Gli interlocutori di Gesù, nel presente brano evangelico, parlano di due episodi scabrosi e inauditi, uno di efferata violenza, l'altro sciagura. Potremmo paragonarli rispettivamente all'11 Settembre e al ponte Morandi di Genova dei nostri tempi. Durante un pellegrinaggio di un gruppo di Galilei, presumibilmente nella data della Pasqua ebraica, Pilato aveva fatto massacrare questi mente offrivano i sacrifici rituali e il crollo della torre di Siloe sud di Gerusalemme aveva provocato la morte di 18 persone. La domanda posta a Gesù era la seguente: quali colpe avevano commesso le vittime di ambedue i tragici episodi per meritare una condanna così infame? Poiché infatti vi era una certa mentalità corrente per la quale eccidi e rovinose stragi erano la conseguenza di misfatti commessi dagli stessi interessati o da qualche loro progenitore. Gesù supera una certa concezione, così come a proposito del cieco nato: non necessariamente ma morte tragica è connessa a una colpa e non occorre lasciarsi fuorviare da simili mentalità pregiudizievoli. Le disgrazie sono sempre un mistero, non possiamo affermare che Dio se ne compiaccia ed assurdo pensare che proprio Lui si diverta a procurarcele ma quando avvengono hanno sempre una loro finalità che scopriamo solo in un secondo momento, a parte quella del configurarsi del dolore con la croce dello stesso Signore. Dio permette determinati fatti aberranti per trarne un risultato misterioso di gloria, a noi nascosto eppure certo e per il quale occorre coltivare maggiormente la nostra fede, incrollabile e solida.

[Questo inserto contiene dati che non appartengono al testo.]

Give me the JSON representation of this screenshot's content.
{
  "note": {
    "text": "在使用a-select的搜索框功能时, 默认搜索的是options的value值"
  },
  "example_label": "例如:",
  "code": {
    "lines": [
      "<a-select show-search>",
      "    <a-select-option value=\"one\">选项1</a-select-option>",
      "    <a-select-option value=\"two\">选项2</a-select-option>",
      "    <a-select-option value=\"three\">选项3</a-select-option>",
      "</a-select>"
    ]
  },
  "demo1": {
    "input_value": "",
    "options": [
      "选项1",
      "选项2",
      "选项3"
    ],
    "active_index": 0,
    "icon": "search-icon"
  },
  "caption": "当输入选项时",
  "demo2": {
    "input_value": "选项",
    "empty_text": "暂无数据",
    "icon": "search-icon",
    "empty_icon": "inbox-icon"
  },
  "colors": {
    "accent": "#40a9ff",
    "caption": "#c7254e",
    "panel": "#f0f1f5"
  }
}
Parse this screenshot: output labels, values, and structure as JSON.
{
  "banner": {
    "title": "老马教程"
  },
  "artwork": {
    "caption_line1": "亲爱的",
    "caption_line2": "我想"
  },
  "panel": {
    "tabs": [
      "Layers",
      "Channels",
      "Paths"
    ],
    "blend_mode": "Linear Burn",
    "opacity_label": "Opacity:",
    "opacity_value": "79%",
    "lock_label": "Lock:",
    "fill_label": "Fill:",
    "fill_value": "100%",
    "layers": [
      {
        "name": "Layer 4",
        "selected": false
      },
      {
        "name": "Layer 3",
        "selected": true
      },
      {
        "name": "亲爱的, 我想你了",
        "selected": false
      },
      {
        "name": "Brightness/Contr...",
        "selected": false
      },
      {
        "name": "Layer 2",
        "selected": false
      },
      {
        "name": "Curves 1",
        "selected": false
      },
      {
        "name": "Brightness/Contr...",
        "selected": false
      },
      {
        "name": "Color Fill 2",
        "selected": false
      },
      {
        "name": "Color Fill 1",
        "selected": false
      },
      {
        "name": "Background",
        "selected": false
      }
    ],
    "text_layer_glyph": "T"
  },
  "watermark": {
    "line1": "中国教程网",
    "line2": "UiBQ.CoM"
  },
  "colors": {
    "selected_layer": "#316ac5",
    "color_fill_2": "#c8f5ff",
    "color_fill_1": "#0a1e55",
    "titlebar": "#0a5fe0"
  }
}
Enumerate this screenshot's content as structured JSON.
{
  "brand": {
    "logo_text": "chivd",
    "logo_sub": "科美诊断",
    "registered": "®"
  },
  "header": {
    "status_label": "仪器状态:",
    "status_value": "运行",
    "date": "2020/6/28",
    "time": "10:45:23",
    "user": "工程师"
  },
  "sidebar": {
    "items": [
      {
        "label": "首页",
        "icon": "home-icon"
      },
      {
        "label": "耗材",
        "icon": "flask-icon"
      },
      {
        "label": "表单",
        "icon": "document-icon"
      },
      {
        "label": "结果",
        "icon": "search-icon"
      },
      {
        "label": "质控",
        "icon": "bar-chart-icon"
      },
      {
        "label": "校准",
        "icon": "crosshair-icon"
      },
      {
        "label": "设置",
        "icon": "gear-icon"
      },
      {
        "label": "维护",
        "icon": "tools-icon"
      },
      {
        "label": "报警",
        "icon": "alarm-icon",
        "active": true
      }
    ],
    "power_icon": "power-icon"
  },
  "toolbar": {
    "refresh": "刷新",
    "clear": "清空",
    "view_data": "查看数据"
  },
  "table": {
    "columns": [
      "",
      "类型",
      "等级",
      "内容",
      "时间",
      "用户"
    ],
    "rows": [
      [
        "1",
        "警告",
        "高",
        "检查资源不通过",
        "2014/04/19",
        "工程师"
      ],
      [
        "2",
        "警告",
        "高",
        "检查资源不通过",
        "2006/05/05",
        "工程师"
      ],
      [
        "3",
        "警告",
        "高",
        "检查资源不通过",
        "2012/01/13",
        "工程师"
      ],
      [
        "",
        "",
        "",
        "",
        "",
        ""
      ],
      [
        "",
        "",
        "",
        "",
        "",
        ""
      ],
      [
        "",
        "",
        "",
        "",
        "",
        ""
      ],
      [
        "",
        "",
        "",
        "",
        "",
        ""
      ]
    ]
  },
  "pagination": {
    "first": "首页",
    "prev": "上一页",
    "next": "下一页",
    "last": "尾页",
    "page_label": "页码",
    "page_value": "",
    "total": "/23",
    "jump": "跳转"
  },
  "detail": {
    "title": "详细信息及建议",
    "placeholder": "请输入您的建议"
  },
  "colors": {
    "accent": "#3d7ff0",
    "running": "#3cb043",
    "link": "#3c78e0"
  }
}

Entrami gli episodi del resto ci invitano a guardare i “segni dei tempi” con obiettività senza pregiudizi, per esempio a cogliere l'invito universale a convertirsi: nessuna di quelle vittime era più peccatrice e meritoria di condanna di tutti gli altri, piuttosto “se non vi convertirete, perirete tutti allo stesso modo”. Il perire non si riferisce alla morte fisica, ma al deterioramento spirituale, alla disfatta e alla perdizione in cui ci si imbatte nella mancata comunione con Dio. Occorre mutare i nostri rapporti affinché possiamo scegliere la vita in luogo della morte man mano che procede il nostro itinerario terreno, trasformarci e rinnovare il cuore e renderlo umile e generoso, capace di opere significative per noi stessi e per gli altri. Di fronte alle sciagure del tipo appena descritto, insomma, occorre non restare cinici e indifferenti, ma tentare di lasciarci “convertire”dal messaggio divino che essi racchiudono.

La conversione è certamente un processo graduale che vuole i suoi tempi e che conosce ostacoli e non di rado negligenze nel suo percorso. Fortunatamente Dio nei nostri confronti si atteggia come il padrone di un campo che a ragione potrebbe estirpare un fico sterile che inutilmente ne sfrutta il terreno eppure ha pazienza e non si stanca di aspettare che rechi frutto, nonostante l'evidenza della sua sterilità. Si tratta di un atteggiamento ridicolo e illogico considerando il pensiero propriamente mondano, ma come si è detto in apertura i criteri di scelta da parte di Dio sono ben differenti rispetto ai nostri e allora possiamo interpretarlo semplicemente nei termini di amore e di misericordia che rendono possibile anche ciò che per noi è inimmaginabile. Papa Francesco: “Dio dona forza alla nostra debolezza, ricchezza alla nostra povertà, conversione e perdono al nostro peccato.” E questo fa si che possa aspettare ad oltranza.